- Born: 2 March 1944 (age 82) Warsaw, Poland
- Education: Jagiellonian University
- Awards: Prize of the Foundation for Polish Science (2006)
- Scientific career
- Fields: Sociological theory, Visual sociology, Sociology of everyday life

= Piotr Sztompka =

Polish sociologist (born 1944)

Piotr Sztompka (born 2 March 1944) is a Polish sociologist known for his work on the theory of social trust. He is professor of sociology at the Jagiellonian University in Kraków, Poland, and has also frequently served as visiting professor at the University of California, Los Angeles, and at Columbia University in New York City.

From 2002 to 2006 he was the 15th president of the International Sociological Association.

==Life==
Sztompka studied law and sociology at the Jagiellonian University in Kraków, Poland, obtaining a Ph.D. degree there in 1970.

Two years later, he was awarded a Fulbright scholarship to the University of California, Berkeley. Since 1974 he has been on the faculty of its Sociology Department, as a teaching assistant and subsequently as a professor.

In the 1970s, Sztompka established a close collaboration with Robert K. Merton, which greatly influenced Sztompka's view of the discipline.
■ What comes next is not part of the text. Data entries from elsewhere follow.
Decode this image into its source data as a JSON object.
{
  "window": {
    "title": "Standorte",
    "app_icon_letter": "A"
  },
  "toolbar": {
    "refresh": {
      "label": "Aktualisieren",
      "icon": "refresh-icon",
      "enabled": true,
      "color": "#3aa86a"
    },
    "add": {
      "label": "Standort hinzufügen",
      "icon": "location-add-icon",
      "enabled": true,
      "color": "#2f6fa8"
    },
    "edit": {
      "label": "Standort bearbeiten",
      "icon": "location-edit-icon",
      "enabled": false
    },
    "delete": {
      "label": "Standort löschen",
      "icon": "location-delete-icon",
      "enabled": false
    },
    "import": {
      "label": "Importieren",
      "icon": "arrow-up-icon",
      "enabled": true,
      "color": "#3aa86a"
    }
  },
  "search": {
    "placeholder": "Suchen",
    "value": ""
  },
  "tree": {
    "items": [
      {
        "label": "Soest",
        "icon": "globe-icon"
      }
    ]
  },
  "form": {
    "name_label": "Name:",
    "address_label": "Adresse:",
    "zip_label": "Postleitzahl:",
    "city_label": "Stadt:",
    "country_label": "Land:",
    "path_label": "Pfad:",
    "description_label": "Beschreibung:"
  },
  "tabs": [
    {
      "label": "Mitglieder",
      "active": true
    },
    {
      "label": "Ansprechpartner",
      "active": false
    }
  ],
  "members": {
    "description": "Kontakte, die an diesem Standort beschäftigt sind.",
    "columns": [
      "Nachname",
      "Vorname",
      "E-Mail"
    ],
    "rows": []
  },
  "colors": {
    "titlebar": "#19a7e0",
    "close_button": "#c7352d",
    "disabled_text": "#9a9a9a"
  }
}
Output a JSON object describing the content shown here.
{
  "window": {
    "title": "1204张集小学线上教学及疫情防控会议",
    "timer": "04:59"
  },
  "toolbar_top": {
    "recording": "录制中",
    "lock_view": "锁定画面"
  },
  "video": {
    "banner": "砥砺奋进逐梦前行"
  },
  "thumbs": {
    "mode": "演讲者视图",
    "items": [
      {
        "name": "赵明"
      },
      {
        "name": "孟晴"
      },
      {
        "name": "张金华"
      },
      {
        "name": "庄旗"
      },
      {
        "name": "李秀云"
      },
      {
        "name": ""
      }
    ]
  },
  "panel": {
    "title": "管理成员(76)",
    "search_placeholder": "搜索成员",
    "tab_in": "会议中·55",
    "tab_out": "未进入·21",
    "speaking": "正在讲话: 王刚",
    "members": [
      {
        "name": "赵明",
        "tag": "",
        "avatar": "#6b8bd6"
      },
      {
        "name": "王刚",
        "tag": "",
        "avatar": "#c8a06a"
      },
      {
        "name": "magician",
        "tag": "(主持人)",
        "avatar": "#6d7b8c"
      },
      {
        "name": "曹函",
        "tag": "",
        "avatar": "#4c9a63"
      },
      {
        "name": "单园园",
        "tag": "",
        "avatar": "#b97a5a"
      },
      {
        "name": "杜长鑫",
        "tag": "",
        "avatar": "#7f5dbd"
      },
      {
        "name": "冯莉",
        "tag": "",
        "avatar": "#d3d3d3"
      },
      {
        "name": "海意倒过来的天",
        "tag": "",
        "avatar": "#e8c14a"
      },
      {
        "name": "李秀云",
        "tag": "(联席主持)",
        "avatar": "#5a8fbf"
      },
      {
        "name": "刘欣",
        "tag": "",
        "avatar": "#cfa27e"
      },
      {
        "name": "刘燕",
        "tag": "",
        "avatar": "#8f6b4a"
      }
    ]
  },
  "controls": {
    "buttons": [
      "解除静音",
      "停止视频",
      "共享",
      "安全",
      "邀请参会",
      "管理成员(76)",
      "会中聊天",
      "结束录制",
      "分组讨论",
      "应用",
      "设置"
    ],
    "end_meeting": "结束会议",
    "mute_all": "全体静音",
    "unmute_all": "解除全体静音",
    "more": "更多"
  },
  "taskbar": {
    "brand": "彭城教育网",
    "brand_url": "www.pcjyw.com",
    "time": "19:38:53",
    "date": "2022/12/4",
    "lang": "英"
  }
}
Sztompka has also taught as visiting professor at Columbia University, the University of Michigan, Johns Hopkins University, the University of Rome, and Tischner European University. He is a fellow of the Collegium Invisibile. Sztompka has held multiple residential fellowships (Spring 1990, Spring 1992, Spring 2015) at the Swedish Collegium for Advanced Study in Uppsala, Sweden.

In November 2007 he received Kraków Book of the Month Award for the book Zaufanie: fundament społeczeństwa.

==Contributions==
Sztompka's principal sociological interests include the social phenomenon of trust, social change, and, recently, visual sociology.

==Works==
- System and Function (Studies in Anthropology, 1974).
- Sociological Dilemmas (1979).
- Robert K. Merton: an Intellectual Profile (1986)
- The New Technological Challenge and Socialist Societies (editor, 1987).
- Rethinking Progress (with Jeffrey C. Alexander, 1990).
- Society in Action: the Theory of Social Becoming (1991).
- Sociology in Europe: in Search of Identity (with Birgitta Nedelmann, 1993).
- The Sociology of Social Change (1993).
- Agency and Structure: Reorienting Social Theory (International Studies in Global Change, vol. 4; editor, 1994).
- Robert K. Merton, On Social Structure and Science (editor), Chicago, University of Chicago Press, 1996, ISBN 0-226-52070-6.
- Trust: a Sociological Theory (1999).